In seguito, e questa è
la parte più importante, Costanza avrebbe dichiarato aperta una
nuova via al cattolicesimo la quale, molto tradizionalmente, si sarebbe
rifatta integralmente ai dettami di povertà seguiti da Gesù
e da San Francesco.
Donando tutti gli averi
e le proprietà della Chiesa a Greenpeace ed alle associazioni per
lo sviluppo dei paesi non ancora civilizzati, Costanza avrebbe terminato
la parte più importante del proprio compito.
Non mi dica che non le sembra
una cosa meravigliosa perchè non le credo.
La distruzione della Chiesa
Cattolica intesa come centro di potere e, nello stesso tempo, l’aiuto a
chi vuole salvare il pianeta ed ai popoli oppressi dal capitalismo delle
nazioni più ricche.
I miei fratelli, però,
hanno deciso di andare oltre e, l’ultima volta che hanno parlato con Padre
Ernesto Pynchon, nostro confratello consigliere ed amico del futuro Papa,
hanno prospettato una situazione del tutto differente, sconvolgente e,
dal mio punto di vista, meno politically correct.
Lei ha mai letto Borges?
Spero per lei di si, è
talmente affascinante.
Purtroppo l’hanno letto
anche i Capaneisti più importanti e se ne sono ispirati per quello
che dovrebbe essere l’Atto Finale della loro ormai secolare cospirazione.
Il Papa, il nostro Papa,
dovrà affacciarsi alla sua finestra e dichiarare al mondo intero
che è venuto per la Chiesa il momento più difficile e loro,
i fedeli, dovranno saper soffrire per saperlo affrontare a dovere.
Guarderà la folla,
in silenzio, come stesse cercando la forza per dire le cose che deve dire,
sospirerà ed i cronisti diranno che sarà sembrato più
vecchio di vent’anni in un solo minuto.

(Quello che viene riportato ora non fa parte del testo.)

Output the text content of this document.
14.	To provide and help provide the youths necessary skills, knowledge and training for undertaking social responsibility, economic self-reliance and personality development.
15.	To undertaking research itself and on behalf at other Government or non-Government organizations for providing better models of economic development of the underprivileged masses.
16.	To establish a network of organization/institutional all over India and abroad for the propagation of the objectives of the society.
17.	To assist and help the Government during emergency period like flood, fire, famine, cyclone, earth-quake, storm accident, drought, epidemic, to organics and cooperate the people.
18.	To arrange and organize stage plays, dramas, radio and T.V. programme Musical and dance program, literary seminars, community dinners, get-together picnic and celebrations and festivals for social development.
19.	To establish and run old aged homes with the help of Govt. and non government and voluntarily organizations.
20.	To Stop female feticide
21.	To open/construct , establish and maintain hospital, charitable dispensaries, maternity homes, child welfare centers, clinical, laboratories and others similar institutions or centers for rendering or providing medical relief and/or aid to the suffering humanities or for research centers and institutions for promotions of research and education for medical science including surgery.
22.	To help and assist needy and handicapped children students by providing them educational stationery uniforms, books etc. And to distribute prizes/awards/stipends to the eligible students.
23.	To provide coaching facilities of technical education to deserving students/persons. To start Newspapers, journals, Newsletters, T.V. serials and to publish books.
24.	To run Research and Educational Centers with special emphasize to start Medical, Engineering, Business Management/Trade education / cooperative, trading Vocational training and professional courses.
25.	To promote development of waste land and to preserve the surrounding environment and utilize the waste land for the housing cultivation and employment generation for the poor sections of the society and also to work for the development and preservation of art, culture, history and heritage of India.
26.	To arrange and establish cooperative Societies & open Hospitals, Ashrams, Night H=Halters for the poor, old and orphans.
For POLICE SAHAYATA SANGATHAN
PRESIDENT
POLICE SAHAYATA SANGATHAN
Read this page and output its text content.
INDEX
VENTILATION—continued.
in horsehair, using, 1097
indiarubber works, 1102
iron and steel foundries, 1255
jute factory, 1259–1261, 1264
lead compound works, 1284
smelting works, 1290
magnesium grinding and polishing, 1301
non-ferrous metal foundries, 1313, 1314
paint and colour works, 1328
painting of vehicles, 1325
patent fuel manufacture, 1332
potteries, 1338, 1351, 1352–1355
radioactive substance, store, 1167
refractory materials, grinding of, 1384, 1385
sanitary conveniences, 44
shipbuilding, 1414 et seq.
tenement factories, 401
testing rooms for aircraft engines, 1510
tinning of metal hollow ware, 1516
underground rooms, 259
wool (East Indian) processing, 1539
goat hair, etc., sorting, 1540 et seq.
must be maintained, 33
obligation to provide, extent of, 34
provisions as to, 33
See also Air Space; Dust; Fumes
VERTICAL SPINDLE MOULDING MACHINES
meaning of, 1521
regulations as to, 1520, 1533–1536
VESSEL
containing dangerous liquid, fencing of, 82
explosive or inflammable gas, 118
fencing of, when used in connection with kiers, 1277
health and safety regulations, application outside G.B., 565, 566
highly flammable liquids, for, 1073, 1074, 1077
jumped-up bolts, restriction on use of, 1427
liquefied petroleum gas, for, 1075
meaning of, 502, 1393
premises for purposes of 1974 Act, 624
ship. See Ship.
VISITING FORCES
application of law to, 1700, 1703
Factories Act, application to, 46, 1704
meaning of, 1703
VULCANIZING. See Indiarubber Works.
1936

Si farà il segno della croce
ed annuncerà che è venuto il momento di rivelare al mondo
il terzo segreto di Fatima, annuncerà che compiange i suoi predecessori
per aver saputo, e dovuto tenere questo segreto in silenzio, soffrendo
soli assieme a Dio, dirà che non si stupisce se c’è anche
chi, tra di loro, non ha saputo sopportare questa notizia ed è stato
prematuramente stroncato dal dolore.
Dirà poi che adesso
la Chiesa è forte, che il comunismo è stato sconfitto e tutti
assieme possono affrontare la terribile verità -e, intanto, i cardinali,
i potenti, gli alti prelati si chiederanno cosa stia succedendo, mi sembra
già di vederli tremare-.
Le accennavo, prima, a Borges,
al grande Jorge Luis.
In ‘Finzioni’ c’è
un brano dal titolo ‘Tre versioni di Giuda’, un brano breve di quelli che
li leggi in pochi minuti e, quando li hai finiti, ti lasciano un vuoto
dentro, come un senso di smarrimento; in questo brano Borges chiosa l’attività
filosofico-teologica di uno studioso eretico svedese, Nils Runeberg.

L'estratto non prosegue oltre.